I can try powerpanel next time I'm around that machine (I'm out of
town at the moment and the UPS is not connected).
> The thing you should ask yourself is why the connection is timing out
> in the first place. Running the driver in debug mode might reveal what
> is going on. If it is because we are sending it too much data and the
> UPS can't keep up with the data flow, this should be fixed. The same
> may happen if synchronization is lost, which is a frequent problem
> with drivers that don't properly flush in- and outputs.
It's not a timeout, and I already know what's going on. It's the very
first _write_ to the device failing immediately with -EAGAIN. I
verified this with strace. This is independent of whether the device
is connected or not and has nothing to do with whether the device is
responding.
> Using the sledgehammer approach of opening the device in blocking mode
> and just sit it out until it can handle whatever we throw at it is
> definitely not what we want and certainly not something that we will
> integrate into NUT without ruling out the problems already mentioned.
Sure, blocking mode has its own problems when trying to read from a
device that isn't sending anything back. But this is a write over
rs232, so it's independent of the device behavior.
> >Is there a reason the port was put in non-blocking mode?
>
> Of course. :-)
>
> >There's no
> >code I could find to deal with the inevitable -EAGAIN that you'd
> >receive on writes. Maybe the delays introduced by ser_send_pace are
> >why it might work for some people?
>
> Opening a port in non-blocking mode allows us to deal with errors that
> we may encounter (in a timely manner). If you open a device in
> blocking mode, it may take a relatively long time before we notice
> that something is wrong for some error conditions. The timeout depends
> on the system settings, but 15 minutes is not uncommon.
Are you talking about during the open() itself?
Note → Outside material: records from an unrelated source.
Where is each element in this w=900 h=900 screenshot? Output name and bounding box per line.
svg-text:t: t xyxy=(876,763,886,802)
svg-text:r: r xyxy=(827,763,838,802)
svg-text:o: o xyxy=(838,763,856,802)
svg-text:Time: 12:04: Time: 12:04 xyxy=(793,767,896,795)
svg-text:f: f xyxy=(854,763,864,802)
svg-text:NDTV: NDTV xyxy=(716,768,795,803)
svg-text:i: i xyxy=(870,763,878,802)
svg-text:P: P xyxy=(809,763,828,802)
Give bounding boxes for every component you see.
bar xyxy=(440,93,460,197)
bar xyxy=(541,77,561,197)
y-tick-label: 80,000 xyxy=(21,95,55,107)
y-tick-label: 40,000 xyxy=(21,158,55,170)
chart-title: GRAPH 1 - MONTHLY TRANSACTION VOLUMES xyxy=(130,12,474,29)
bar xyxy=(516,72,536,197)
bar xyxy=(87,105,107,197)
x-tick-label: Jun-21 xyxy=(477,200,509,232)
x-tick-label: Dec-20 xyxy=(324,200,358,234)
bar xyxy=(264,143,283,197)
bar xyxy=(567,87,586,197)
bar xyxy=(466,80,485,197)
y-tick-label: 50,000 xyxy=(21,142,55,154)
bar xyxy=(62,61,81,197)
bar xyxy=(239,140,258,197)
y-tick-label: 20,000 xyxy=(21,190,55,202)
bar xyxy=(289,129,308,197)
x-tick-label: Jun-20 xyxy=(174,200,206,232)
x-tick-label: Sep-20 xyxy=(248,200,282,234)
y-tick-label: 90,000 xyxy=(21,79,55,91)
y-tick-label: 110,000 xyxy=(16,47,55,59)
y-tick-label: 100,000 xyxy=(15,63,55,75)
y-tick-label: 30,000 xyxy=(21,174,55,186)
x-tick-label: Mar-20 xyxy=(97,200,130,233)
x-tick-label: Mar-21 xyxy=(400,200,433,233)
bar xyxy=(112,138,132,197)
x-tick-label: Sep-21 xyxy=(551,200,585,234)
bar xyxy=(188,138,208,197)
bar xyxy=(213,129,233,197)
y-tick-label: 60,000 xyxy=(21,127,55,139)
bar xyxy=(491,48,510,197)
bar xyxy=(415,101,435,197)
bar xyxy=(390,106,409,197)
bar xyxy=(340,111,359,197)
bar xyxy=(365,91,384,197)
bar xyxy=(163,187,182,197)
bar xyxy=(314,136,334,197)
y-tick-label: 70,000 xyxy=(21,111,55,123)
I'm aware of the
reasons for using O_NONBLOCK during an open, which is why my patch
retains O_NONBLOCK there and switches it off later.
> While this will be dealt with while reading data (through select()
> calls, so these never risk blocking), this is not the case when
> writing to the device. If the UPS happens to be on battery at that
> time, it will probably be empty by the time the call times out and the
> system will be shutdown hard.
But writes to a rs232 serial port will complete in finite time
regardless of whether the device is paying attention to them or not.
What timeout do you mean?
> Your patch makes little sense, since just removing O_NONBLOCK from the
> flags in the call to open() should be sufficient already.
Using O_NONBLOCK during open is different than using O_NONBLOCK for a
write. I'm not trying to change the open() behavior.
> However, if
> we should ever decide that in order to use the Cyberpower 1500AVR UPS
> we need to open it in blocking mode, clearing the O_NONBLOCK flag
> should be done by the driver. By doing it here, you risk breaking all
> other drivers that use this library.
It's wrong to open a device with O_NONBLOCK and then write to it and
expect it to always succeed. One needs to at deal with EAGAIN. If we
can agree on that we can figure out a solution that we're both happy
with :)
One solution would be to get rid of O_NONBLOCK as I did. Another
would be to put the write() in a loop checking for EAGAIN. A third is
to put a select() before the write that checks for writability. I can
whip up a patch to do any of these, they would all fix my issue.